In [1]:
import numpy as np
import pandas as pd
import matplotlib.pyplot as plt
import seaborn as sns

from sklearn.model_selection import train_test_split
from sklearn.metrics import roc_auc_score

import lightgbm as lgb
from catboost import CatBoostClassifier

import warnings
warnings.filterwarnings("ignore")

In [2]:
# Load data
df = pd.read_csv('train.csv')

# Display basic info
print("Dataset shape:", df.shape)
df.head()

Dataset shape: (200000, 202)


Unnamed: 0,ID_code,target,var_0,var_1,var_2,var_3,var_4,var_5,var_6,var_7,...,var_190,var_191,var_192,var_193,var_194,var_195,var_196,var_197,var_198,var_199
0,train_0,0,8.9255,-6.7863,11.9081,5.093,11.4607,-9.2834,5.1187,18.6266,...,4.4354,3.9642,3.1364,1.691,18.5227,-2.3978,7.8784,8.5635,12.7803,-1.0914
1,train_1,0,11.5006,-4.1473,13.8588,5.389,12.3622,7.0433,5.6208,16.5338,...,7.6421,7.7214,2.5837,10.9516,15.4305,2.0339,8.1267,8.7889,18.356,1.9518
2,train_2,0,8.6093,-2.7457,12.0805,7.8928,10.5825,-9.0837,6.9427,14.6155,...,2.9057,9.7905,1.6704,1.6858,21.6042,3.1417,-6.5213,8.2675,14.7222,0.3965
3,train_3,0,11.0604,-2.1518,8.9522,7.1957,12.5846,-1.8361,5.8428,14.925,...,4.4666,4.7433,0.7178,1.4214,23.0347,-1.2706,-2.9275,10.2922,17.9697,-8.9996
4,train_4,0,9.8369,-1.4834,12.8746,6.6375,12.2772,2.4486,5.9405,19.2514,...,-1.4905,9.5214,-0.1508,9.1942,13.2876,-1.5121,3.9267,9.5031,17.9974,-8.8104


In [3]:
# Separate target
target = 'target'
X = df.drop(columns=[target, 'ID_code'])
y = df[target]

# Train-test split
X_train, X_val, y_train, y_val = train_test_split(X, y, stratify=y, test_size=0.2, random_state=42)

In [4]:
def manual_feature_engineering(data):
    data_fe = data.copy()
    
    # Basic stats
    data_fe['sum'] = data.sum(axis=1)
    data_fe['min'] = data.min(axis=1)
    data_fe['max'] = data.max(axis=1)
    data_fe['mean'] = data.mean(axis=1)
    data_fe['std'] = data.std(axis=1)
    data_fe['kurt'] = data.kurtosis(axis=1)
    data_fe['skew'] = data.skew(axis=1)
    
    return data_fe

X_train_manual = manual_feature_engineering(X_train)
X_val_manual = manual_feature_engineering(X_val)

In [6]:
from lightgbm import early_stopping, log_evaluation

lgb_train = lgb.Dataset(X_train_manual, y_train)
lgb_val = lgb.Dataset(X_val_manual, y_val, reference=lgb_train)

params = {
    'objective': 'binary',
    'metric': 'auc',
    'boosting_type': 'gbdt',
    'verbosity': -1,
    'seed': 42
}

model_lgb = lgb.train(
    params,
    lgb_train,
    valid_sets=[lgb_train, lgb_val],
    num_boost_round=1000,
    callbacks=[
        early_stopping(stopping_rounds=50),
        log_evaluation(period=100)
    ]
)

preds_lgb = model_lgb.predict(X_val_manual)
auc_lgb = roc_auc_score(y_val, preds_lgb)
print("LightGBM ROC AUC (manual features):", auc_lgb)
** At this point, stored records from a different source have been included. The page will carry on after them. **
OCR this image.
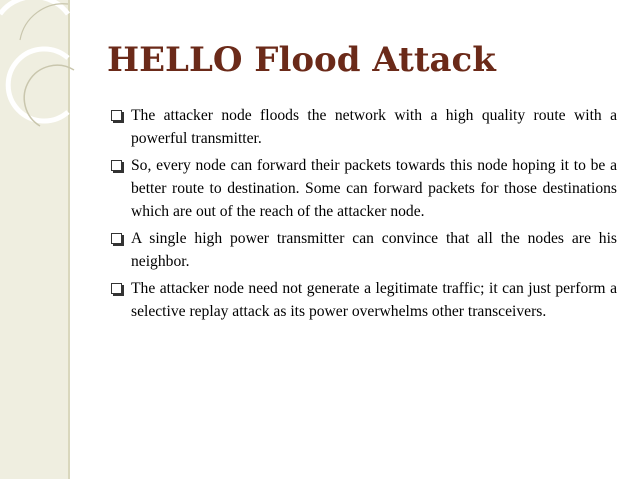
HELLO Flood Attack
The attacker node floods the network with a high quality route with a powerful transmitter.
So, every node can forward their packets towards this node hoping it to be a better route to destination. Some can forward packets for those destinations which are out of the reach of the attacker node.
A single high power transmitter can convince that all the nodes are his neighbor.
The attacker node need not generate a legitimate traffic; it can just perform a selective replay attack as its power overwhelms other transceivers.
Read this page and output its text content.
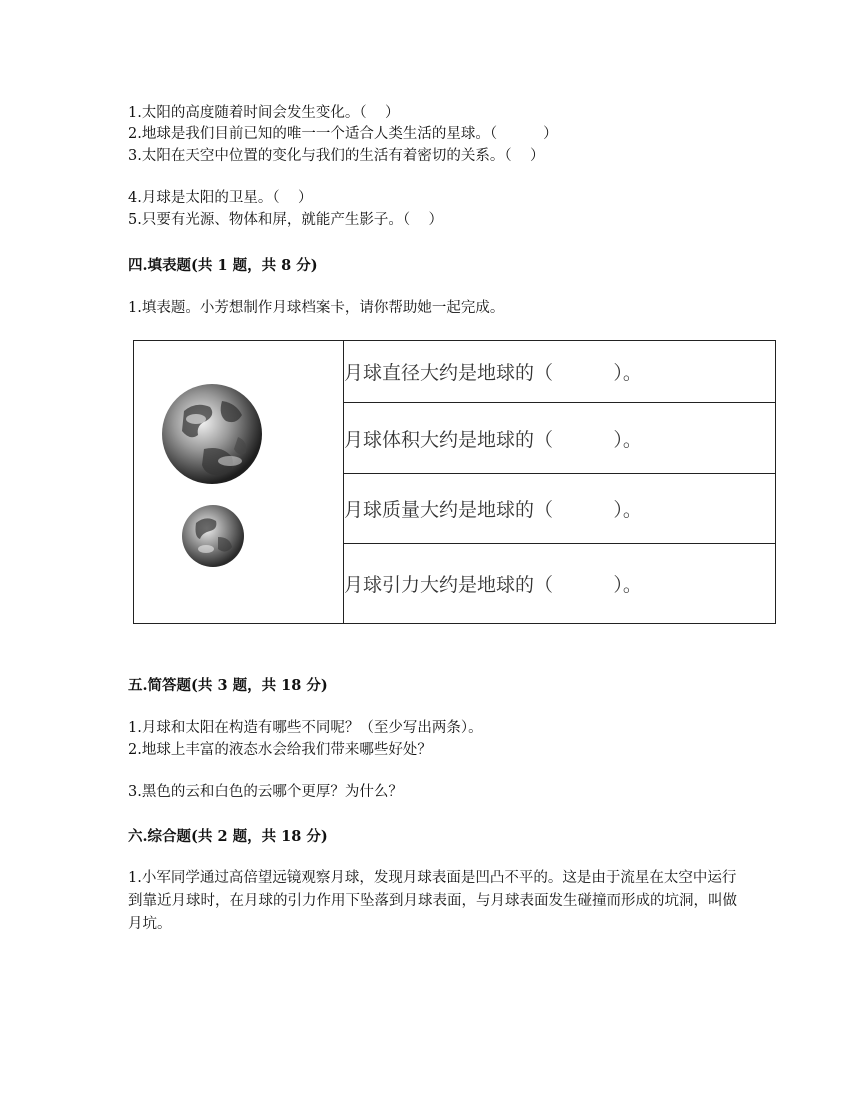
1.太阳的高度随着时间会发生变化。（    ）
2.地球是我们目前已知的唯一一个适合人类生活的星球。（          ）
3.太阳在天空中位置的变化与我们的生活有着密切的关系。（    ）
4.月球是太阳的卫星。（    ）
5.只要有光源、物体和屏，就能产生影子。（    ）
四.填表题(共 1 题，共 8 分)
1.填表题。小芳想制作月球档案卡，请你帮助她一起完成。
	月球直径大约是地球的（          ）。
月球体积大约是地球的（          ）。
月球质量大约是地球的（          ）。
月球引力大约是地球的（          ）。
五.简答题(共 3 题，共 18 分)
1.月球和太阳在构造有哪些不同呢？（至少写出两条）。
2.地球上丰富的液态水会给我们带来哪些好处？
3.黑色的云和白色的云哪个更厚？为什么？
六.综合题(共 2 题，共 18 分)
1.小军同学通过高倍望远镜观察月球，发现月球表面是凹凸不平的。这是由于流星在太空中运行到靠近月球时，在月球的引力作用下坠落到月球表面，与月球表面发生碰撞而形成的坑洞，叫做月坑。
Training until validation scores don't improve for 50 rounds
[100]	training's auc: 0.925185	valid_1's auc: 0.863834
[200]	training's auc: 0.955917	valid_1's auc: 0.881014
[300]	training's auc: 0.971856	valid_1's auc: 0.885992
[400]	training's auc: 0.982688	valid_1's auc: 0.887175
Early stopping, best iteration is:
[365]	training's auc: 0.979324	valid_1's auc: 0.887241
LightGBM ROC AUC (manual features): 0.8872413294837651


In [7]:
model_cb = CatBoostClassifier(verbose=100, iterations=1000, early_stopping_rounds=50, random_state=42)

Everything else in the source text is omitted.